It feels like it’s rained for a month. The going at most race meetings is described as either heavy or abandoned, so whenever a meeting actually survives there are so few runners that it’s barely worth watching, let alone betting. But I do, watch that is, as a means to pass the time semi-constructively when I’m at the office. In fact I’ve been getting a sort of wholesomeness kick out of it, watching – as I do, for research purposes only. The consequence of all this is that I have been plunged into the hebdomadal purgatory of football betting.

I’m no expert, but I sort of analyse matches on the basis of backing myself to assess whether one of the teams is decent or shit. And it works well. Especially if you consider losing every single bet as a barometer of success. Big Tooth helps too, in that l’enfant-naïf truthfulness spirit that seems, despite itself, to get to the very essence of everything. For my part, I have resolved to a system of sorts. Doubles don’t quite deliver the odds – something between 3/1 and 7/1 as a rule, for which I do not have the stake to shake off the bonds of penury. A four-fold is asking too much of my predictive powers, and so mine has become the treble, which, given my unshakeable confidence in the underrated, will generally yield somewhere between 10 and 20/1. So far, and I’m going back about six months all told on this, before and after prodigating as it were, I’d say that I’d had about forty such trebles, and I bet, no, I know, that about thirty five of them have resulted in an outcome of win, win, draw. Often in that order too, and oftener still, the drawing team has generally been written up in the reports afterwards as having been, variously, ‘robbed, unfairly denied, VAR’d,’ and generally unjustly denied the win that was deservedly theirs. Of course I recognise, as a true and devoted gambler, that the fault is mine. Whether it was the day of match wank, the calculating of returns in advance of outcome, or simply the holding of the betting slip in the pocket with other cash: the fault is mine. Often, after the third match, where my team had gone one up and threatened a second to put the result and bet beyond doubt, only to capitulate and gift a win to an uninspired opposition, the reporter would say in his summing up, ‘Just how Dagenham Toms beat Chertsey Oligarchs is a matter we’ll have to refer to higher beings, because for us, down here on earth, it was no contest. It was Fury versus Wilder. It was Gypsy Creams versus Pound Shop Bourbons.’
When the bewildered managers appear for their post-match interview I have been tempted, and occasionally succumbed to writing consoling, and sometimes, culpability accepting letters. The unexpected loss that cannot be explained was down to me. I was the immovable object that met with their irresistible force.

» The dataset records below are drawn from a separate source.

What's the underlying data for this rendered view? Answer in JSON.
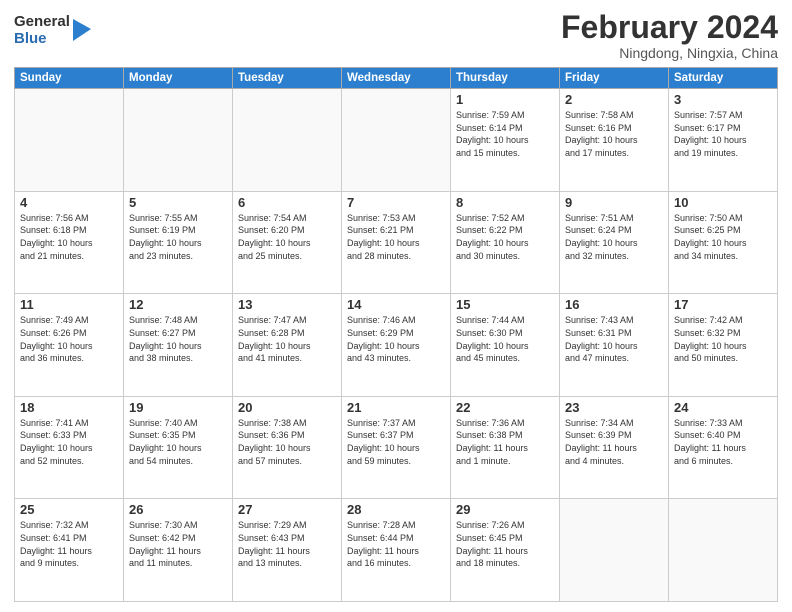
{
  "header": {
    "logo": {
      "general": "General",
      "blue": "Blue"
    },
    "title": "February 2024",
    "subtitle": "Ningdong, Ningxia, China"
  },
  "weekdays": [
    "Sunday",
    "Monday",
    "Tuesday",
    "Wednesday",
    "Thursday",
    "Friday",
    "Saturday"
  ],
  "weeks": [
    [
      {
        "day": "",
        "info": ""
      },
      {
        "day": "",
        "info": ""
      },
      {
        "day": "",
        "info": ""
      },
      {
        "day": "",
        "info": ""
      },
      {
        "day": "1",
        "info": "Sunrise: 7:59 AM\nSunset: 6:14 PM\nDaylight: 10 hours\nand 15 minutes."
      },
      {
        "day": "2",
        "info": "Sunrise: 7:58 AM\nSunset: 6:16 PM\nDaylight: 10 hours\nand 17 minutes."
      },
      {
        "day": "3",
        "info": "Sunrise: 7:57 AM\nSunset: 6:17 PM\nDaylight: 10 hours\nand 19 minutes."
      }
    ],
    [
      {
        "day": "4",
        "info": "Sunrise: 7:56 AM\nSunset: 6:18 PM\nDaylight: 10 hours\nand 21 minutes."
      },
      {
        "day": "5",
        "info": "Sunrise: 7:55 AM\nSunset: 6:19 PM\nDaylight: 10 hours\nand 23 minutes."
      },
      {
        "day": "6",
        "info": "Sunrise: 7:54 AM\nSunset: 6:20 PM\nDaylight: 10 hours\nand 25 minutes."
      },
      {
        "day": "7",
        "info": "Sunrise: 7:53 AM\nSunset: 6:21 PM\nDaylight: 10 hours\nand 28 minutes."
      },
      {
        "day": "8",
        "info": "Sunrise: 7:52 AM\nSunset: 6:22 PM\nDaylight: 10 hours\nand 30 minutes."
      },
      {
        "day": "9",
        "info": "Sunrise: 7:51 AM\nSunset: 6:24 PM\nDaylight: 10 hours\nand 32 minutes."
      },
      {
        "day": "10",
        "info": "Sunrise: 7:50 AM\nSunset: 6:25 PM\nDaylight: 10 hours\nand 34 minutes."
      }
    ],
    [
      {
        "day": "11",
        "info": "Sunrise: 7:49 AM\nSunset: 6:26 PM\nDaylight: 10 hours\nand 36 minutes."
      },
      {
        "day": "12",
        "info": "Sunrise: 7:48 AM\nSunset: 6:27 PM\nDaylight: 10 hours\nand 38 minutes."
      },
      {
        "day": "13",
        "info": "Sunrise: 7:47 AM\nSunset: 6:28 PM\nDaylight: 10 hours\nand 41 minutes."
      },
      {
        "day": "14",
        "info": "Sunrise: 7:46 AM\nSunset: 6:29 PM\nDaylight: 10 hours\nand 43 minutes."
      },
      {
        "day": "15",
        "info": "Sunrise: 7:44 AM\nSunset: 6:30 PM\nDaylight: 10 hours\nand 45 minutes."
      },
      {
        "day": "16",
        "info": "Sunrise: 7:43 AM\nSunset: 6:31 PM\nDaylight: 10 hours\nand 47 minutes."
      },
      {
        "day": "17",
        "info": "Sunrise: 7:42 AM\nSunset: 6:32 PM\nDaylight: 10 hours\nand 50 minutes."
      }
    ],
    [
      {
        "day": "18",
        "info": "Sunrise: 7:41 AM\nSunset: 6:33 PM\nDaylight: 10 hours\nand 52 minutes."
      },
      {
        "day": "19",
        "info": "Sunrise: 7:40 AM\nSunset: 6:35 PM\nDaylight: 10 hours\nand 54 minutes."
      },
      {
        "day": "20",
        "info": "Sunrise: 7:38 AM\nSunset: 6:36 PM\nDaylight: 10 hours\nand 57 minutes."
      },
      {
        "day": "21",
        "info": "Sunrise: 7:37 AM\nSunset: 6:37 PM\nDaylight: 10 hours\nand 59 minutes."
      },
      {
        "day": "22",
        "info": "Sunrise: 7:36 AM\nSunset: 6:38 PM\nDaylight: 11 hours\nand 1 minute."
      },
      {
        "day": "23",
        "info": "Sunrise: 7:34 AM\nSunset: 6:39 PM\nDaylight: 11 hours\nand 4 minutes."
      },
      {
        "day": "24",
        "info": "Sunrise: 7:33 AM\nSunset: 6:40 PM\nDaylight: 11 hours\nand 6 minutes."
      }
    ],
    [
      {
        "day": "25",
        "info": "Sunrise: 7:32 AM\nSunset: 6:41 PM\nDaylight: 11 hours\nand 9 minutes."
      },
      {
        "day": "26",
        "info": "Sunrise: 7:30 AM\nSunset: 6:42 PM\nDaylight: 11 hours\nand 11 minutes."
      },
      {
        "day": "27",
        "info": "Sunrise: 7:29 AM\nSunset: 6:43 PM\nDaylight: 11 hours\nand 13 minutes."
      },
      {
        "day": "28",
        "info": "Sunrise: 7:28 AM\nSunset: 6:44 PM\nDaylight: 11 hours\nand 16 minutes."
      },
      {
        "day": "29",
        "info": "Sunrise: 7:26 AM\nSunset: 6:45 PM\nDaylight: 11 hours\nand 18 minutes."
      },
      {
        "day": "",
        "info": ""
      },
      {
        "day": "",
        "info": ""
      }
    ]
  ]
}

It helps, of course, as does my burgeoning confrereship with Big Tooth, that I have this outlet to share misfortune. I am tempted to say that all gamblers need that valve – to be able to explain to someone who’ll understand what indignities of misfortune they’ve been forced to suffer. Though now I am beginning to wonder whether that’s true. I suspect that real gamblers, good ones, share nothing, and for those of them that feel sorry for themselves for a moment, when the just and true result doesn’t actually happen and spoils their bet, that they see the near miss as a positive event, and not one which proves that they could stop a train if they backed it to arrive at the next station.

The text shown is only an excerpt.